The Volokh Conspiracy

Mostly law professors | Sometimes contrarian | Often libertarian | Always independent

Let's Talk About The Debate


I wasn't planning on watching the presidential debate. Contrary to what readers may believe, I do not like politics. I much prefer the law. I'd rather read a transcript of oral argument than sit through a meaningless political debate. My agenda for last night was to finish a long post on Murthy and finish reading Jarkesy. I only managed the former task. I turned the debate on when a friend messaged me that the 25th Amendment should be invoked. It was hyperbole, to be sure, but not too far from the truth.

Here are a few reactions. First, we often talk about judges in a state of mental decline: Judge Posner, is an extreme example. To a lesser extent, we've discussed Justices Ginsburg and Stevens. But even at their worst, these jurists were orders of magnitude more coherent and confident than anything we saw last night. Perhaps the presidency takes a bigger toll on a person than a judgeship.

Second, I think back to Ron Hur's report:

"We have also considered that, at trial, Mr. Biden would likely present himself to a jury, as he did during our interview of him, as a sympathetic, well-meaning, elderly man with a poor memory. It would be difficult to convince a jury that they should convict him—by then a former president well into his eighties—of a serious felony that requires a mental state of willfulness."

Based on everything I saw, Hur's assessment seems accurate. He was being kind. My reaction last night was one of pity and sadness, not anger. And this was Biden after a lot of prep! Can you imagine how he appeared after hours of free-wheeling interviews. For good reason the Administration does not want to release the recording. If you were to just read the transcript of the debate, you would not get the full image. But the audio is very instructive.

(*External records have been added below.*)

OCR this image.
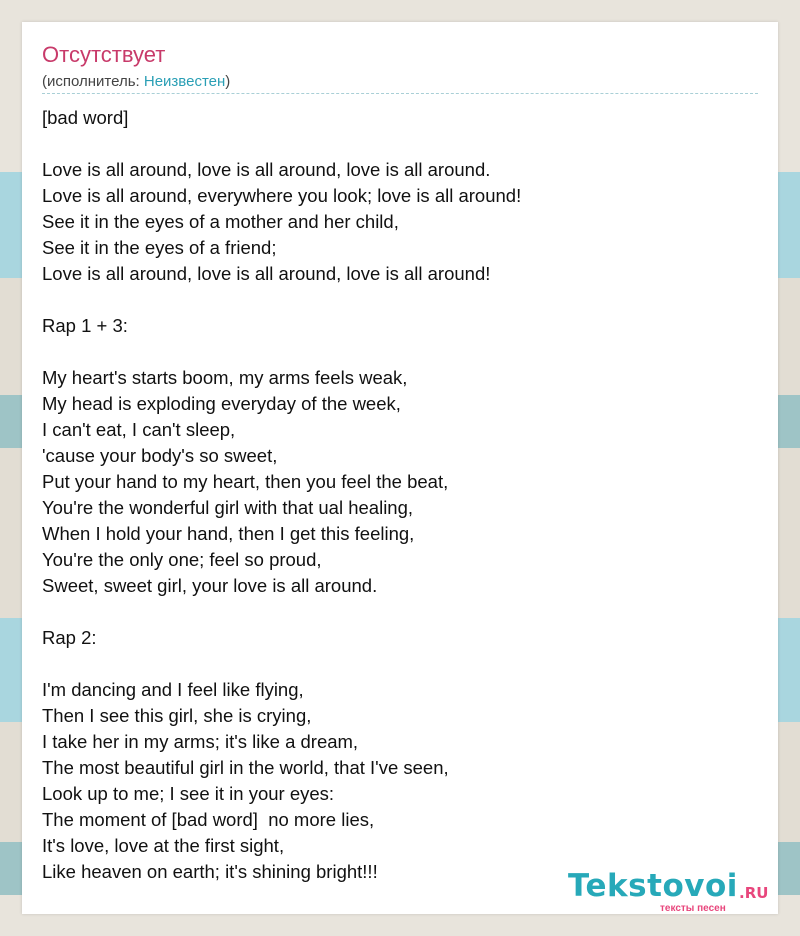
Отсутствует
(исполнитель: Неизвестен)
[bad word]
Love is all around, love is all around, love is all around.
Love is all around, everywhere you look; love is all around!
See it in the eyes of a mother and her child,
See it in the eyes of a friend;
Love is all around, love is all around, love is all around!
Rap 1 + 3:
My heart's starts boom, my arms feels weak,
My head is exploding everyday of the week,
I can't eat, I can't sleep,
'cause your body's so sweet,
Put your hand to my heart, then you feel the beat,
You're the wonderful girl with that ual healing,
When I hold your hand, then I get this feeling,
You're the only one; feel so proud,
Sweet, sweet girl, your love is all around.
Rap 2:
I'm dancing and I feel like flying,
Then I see this girl, she is crying,
I take her in my arms; it's like a dream,
The most beautiful girl in the world, that I've seen,
Look up to me; I see it in your eyes:
The moment of [bad word]  no more lies,
It's love, love at the first sight,
Like heaven on earth; it's shining bright!!!	Tekstovoi .RU
тексты песен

Third, my grandfather suffered from senility. It was a slow, gradual process. In his 80s, there were good days and bad days. But over time there were more bad days than good days. And eventually, by the age of 92, there were only bad days. He died not because of poor health, but because he simply no longer knew how to feed himself, and later he no longer remembered how to swallow. His wishes were to not receive artificial sustenance, and we honored those wishes. I saw my grandfather on that stage last night–not grandpa who died, but grandpa several years earlier. He could still "fake it," and make you think he was following along by reciting things he remembered before. But he wasn't there. One of the hardest conversations we ever had concerned taking away grandpa's keys. He got into a car accident where he drove through an intersection and t-boned another car. We took his keys away. It was tough. But it had to be done. Those who love President Biden should have a similar conversation.

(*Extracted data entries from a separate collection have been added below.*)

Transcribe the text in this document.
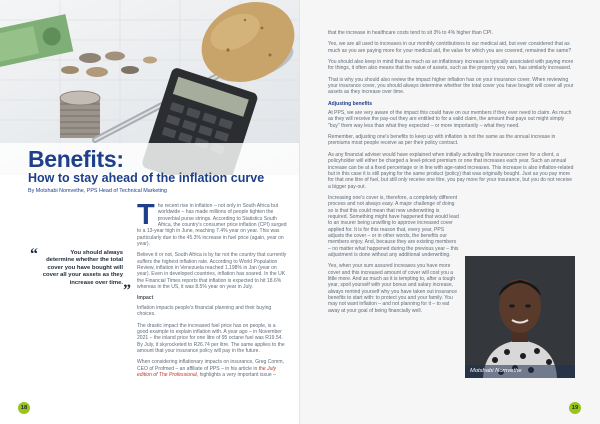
Benefits:
How to stay ahead of the inflation curve
By Motshabi Nomvethe, PPS Head of Technical Marketing
“	You should always determine whether the total cover you have bought will cover all your assets as they increase over time. ”

The recent rise in inflation – not only in South Africa but worldwide – has made millions of people tighten the proverbial purse strings. According to Statistics South Africa, the country's consumer price inflation (CPI) surged to a 13-year high in June, reaching 7.4% year on year. This was particularly due to the 45.3% increase in fuel price (again, year on year).

Believe it or not, South Africa is by far not the country that currently suffers the highest inflation rate. According to World Population Review, inflation in Venezuela reached 1,198% in Jan (year on year). Even in developed countries, inflation has soared. In the UK the Financial Times reports that inflation is expected to hit 18.6% whereas in the US, it was 8.5% year on year in July.

Impact

Inflation impacts people's financial planning and their buying choices.

The drastic impact the increased fuel price has on people, is a good example to explain inflation with. A year ago – in November 2021 – the inland price for one litre of 95 octane fuel was R19.54. By July, it skyrocketed to R26.74 per litre. The same applies to the amount that your insurance policy will pay in the future.

When considering inflationary impacts on insurance, Greg Comm, CEO of Profmed – an affiliate of PPS – in his article in the July edition of The Professional, highlights a very important issue –

18

that the increase in healthcare costs tend to sit 3% to 4% higher than CPI.

Yes, we are all used to increases in our monthly contributions to our medical aid, but ever considered that as much as you are paying more for your medical aid, the value for which you are covered, remained the same?

You should also keep in mind that as much as an inflationary increase is typically associated with paying more for things, it often also means that the value of assets, such as the property you own, has similarly increased.

That is why you should also review the impact higher inflation has on your insurance cover. When reviewing your insurance cover, you should always determine whether the total cover you have bought will cover all your assets as they increase over time.

Adjusting benefits

At PPS, we are very aware of the impact this could have on our members if they ever need to claim. As much as they will receive the pay-out they are entitled to for a valid claim, the amount that pays out might simply "buy" them way less than what they expected – or more importantly – what they need.

Remember, adjusting one's benefits to keep up with inflation is not the same as the annual increase in premiums most people receive as per their policy contract.

As any financial adviser would have explained when initially activating life insurance cover for a client, a policyholder will either be charged a level-priced premium or one that increases each year. Such an annual increase can be at a fixed percentage or in line with age-rated increases. This increase is also inflation-related but in this case it is still paying for the same product (policy) that was originally bought. Just as you pay more for that one litre of fuel, but still only receive one litre, you pay more for your insurance, but you do not receive a bigger pay-out.

Increasing one's cover is, therefore, a completely different process and not always easy. A major challenge of doing so is that this could mean that new underwriting is required. Something might have happened that would lead to an insurer being unwilling to approve increased cover applied for. It is for this reason that, every year, PPS adjusts the cover – or in other words, the benefits our members enjoy. And, because they are existing members – no matter what happened during the previous year – this adjustment is done without any additional underwriting.

Yes, when your sum assured increases you have more cover and this increased amount of cover will cost you a little more. And as much as it is tempting to, after a tough year, spoil yourself with your bonus and salary increase, always remind yourself why you have taken out insurance benefits to start with: to protect you and your family. You may not want inflation – and not planning for it – to eat away at your goal of being financially well.

Motshabi Nomvethe
19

Fourth, does this affect anything at the Court? Perhaps the only thing that could knock down Trump today would be ruling against him on the immunity case. That waits till Monday. Last night I joked that Chief Justice Roberts may switch his vote to retain Chevron, given that there will almost certainly be a Republican presidency. But what about retirements? If Justice Sotomayor was even thinking about stepping down, seeing Biden's feebleness may give her some new consideration. She can still announce her retirement after the last session on Monday. Justice Kennedy did much the same. I think the Democrats could easily confirm a nominee before October. Maybe Justices Kagan and Sotomayor both offer to step down in exchange for Biden stepping down. Let's make a deal!

T-minus 27 minutes to opinons.

Update: For those interested, here is a video of my grandfather from March 2010, about three years before his death. This was during a Passover Seder, and was a good day. He was very critical of the Republican appointees to the Supreme Court–especially John Roberts, the young whippersnapper. He would have delegated the selection process to the American Bar Association. (My family's politics are nothing like my own.)